The flaw allowed attackers to achieve entry to system-level privileges on an affected Windows PC, and was found by Crowdstrike’s Advanced Research Team. Details on how the flaw was exploited weren’t offered by Microsoft, presumably to make sure that customers have sufficient time to put in the most recent safety updates.
In addition to the fixes for the actively exploited zero-day vulnerability, Microsoft has additionally patched a complete of 71 flaws affecting varied Windows elements. This consists of 30 distant code execution vulnerabilities, out of which 16 have a ‘Critical’ severity ranking, and 27 vulnerabilities that might allow attackers to achieve elevated privileges on an unpatched Windows PC.

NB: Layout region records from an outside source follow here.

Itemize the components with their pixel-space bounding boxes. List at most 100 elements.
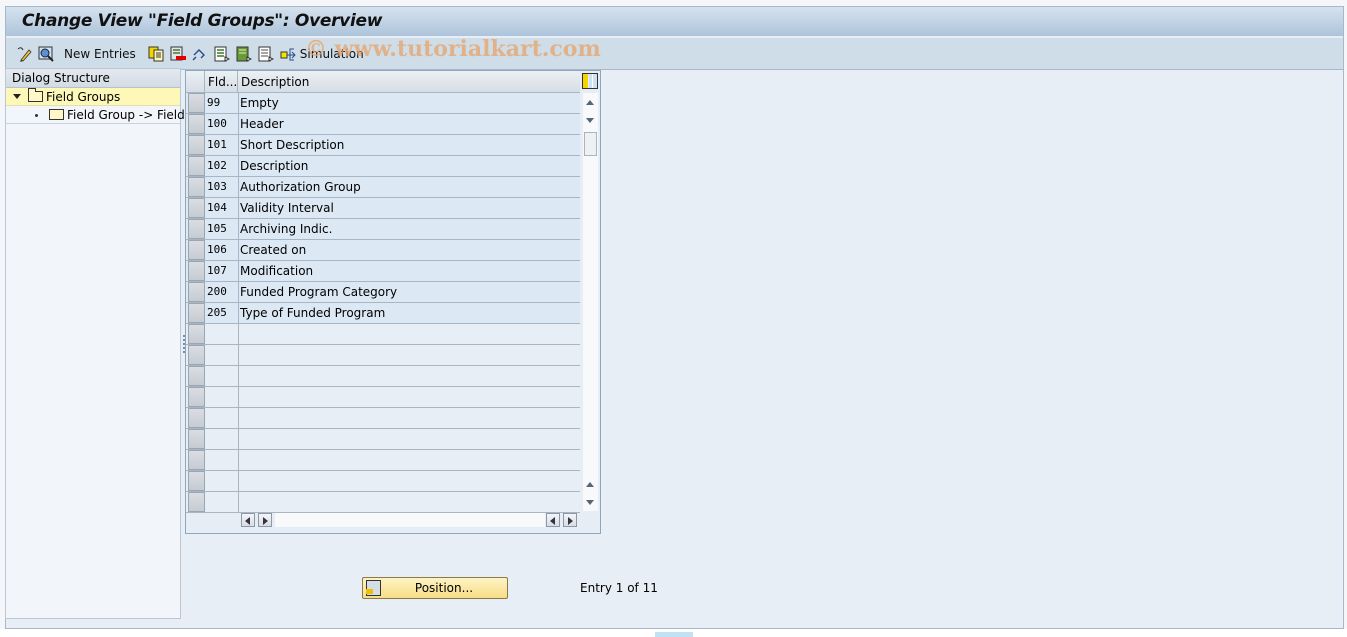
row-selector[interactable] — [188, 219, 205, 239]
row-selector[interactable] — [188, 135, 205, 155]
cell-description[interactable] — [240, 492, 580, 512]
cell-fld: 102 — [206, 156, 239, 176]
select-block-button[interactable] — [236, 43, 252, 65]
undo-change-button[interactable] — [192, 43, 208, 65]
row-selector[interactable] — [188, 156, 205, 176]
table-row-empty[interactable] — [186, 450, 580, 471]
display-change-button[interactable] — [16, 43, 32, 65]
entry-count: Entry 1 of 11 — [580, 581, 658, 595]
row-selector[interactable] — [188, 282, 205, 302]
scroll-down-icon[interactable] — [583, 113, 598, 129]
tree-node-field-group-fields[interactable]: Field Group -> Fields — [6, 106, 191, 124]
simulation-icon — [280, 48, 296, 60]
cell-description[interactable] — [240, 408, 580, 428]
scroll-thumb[interactable] — [584, 132, 597, 156]
find-button[interactable] — [38, 43, 54, 65]
scroll-left-end-icon[interactable] — [546, 513, 560, 527]
table-row-empty[interactable] — [186, 471, 580, 492]
cell-description: Authorization Group — [240, 180, 361, 194]
sap-logo — [655, 632, 693, 637]
row-selector[interactable] — [188, 261, 205, 281]
cell-description[interactable] — [240, 450, 580, 470]
row-selector[interactable] — [188, 450, 205, 470]
deselect-all-button[interactable] — [258, 43, 274, 65]
table-row[interactable]: 105 Archiving Indic. — [186, 219, 580, 240]
table-row-empty[interactable] — [186, 366, 580, 387]
row-selector[interactable] — [188, 198, 205, 218]
delete-button[interactable] — [170, 43, 186, 65]
row-selector[interactable] — [188, 429, 205, 449]
cell-fld[interactable] — [206, 492, 239, 512]
row-selector[interactable] — [188, 492, 205, 512]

The newest safety updates for Windows additionally embrace patches for flaws in third celebration merchandise. Vendors like Adobe, Cisco, OpenWrt, and SAP have issued safety updates, whereas the US Cybersecurity and Infrastructure Security Agency (CISA) has revealed advisories on vulnerabilities in industrial management techniques from varied firms.
Users with Windows 11 PCs might want to set up the KB5048667 (24H2) and KB5048685 (23H2) cumulative updates, which comprise the December 2024 safety updates. Users with older machines which are working Windows 10 might want to set up the KB5048652 (22H2) replace.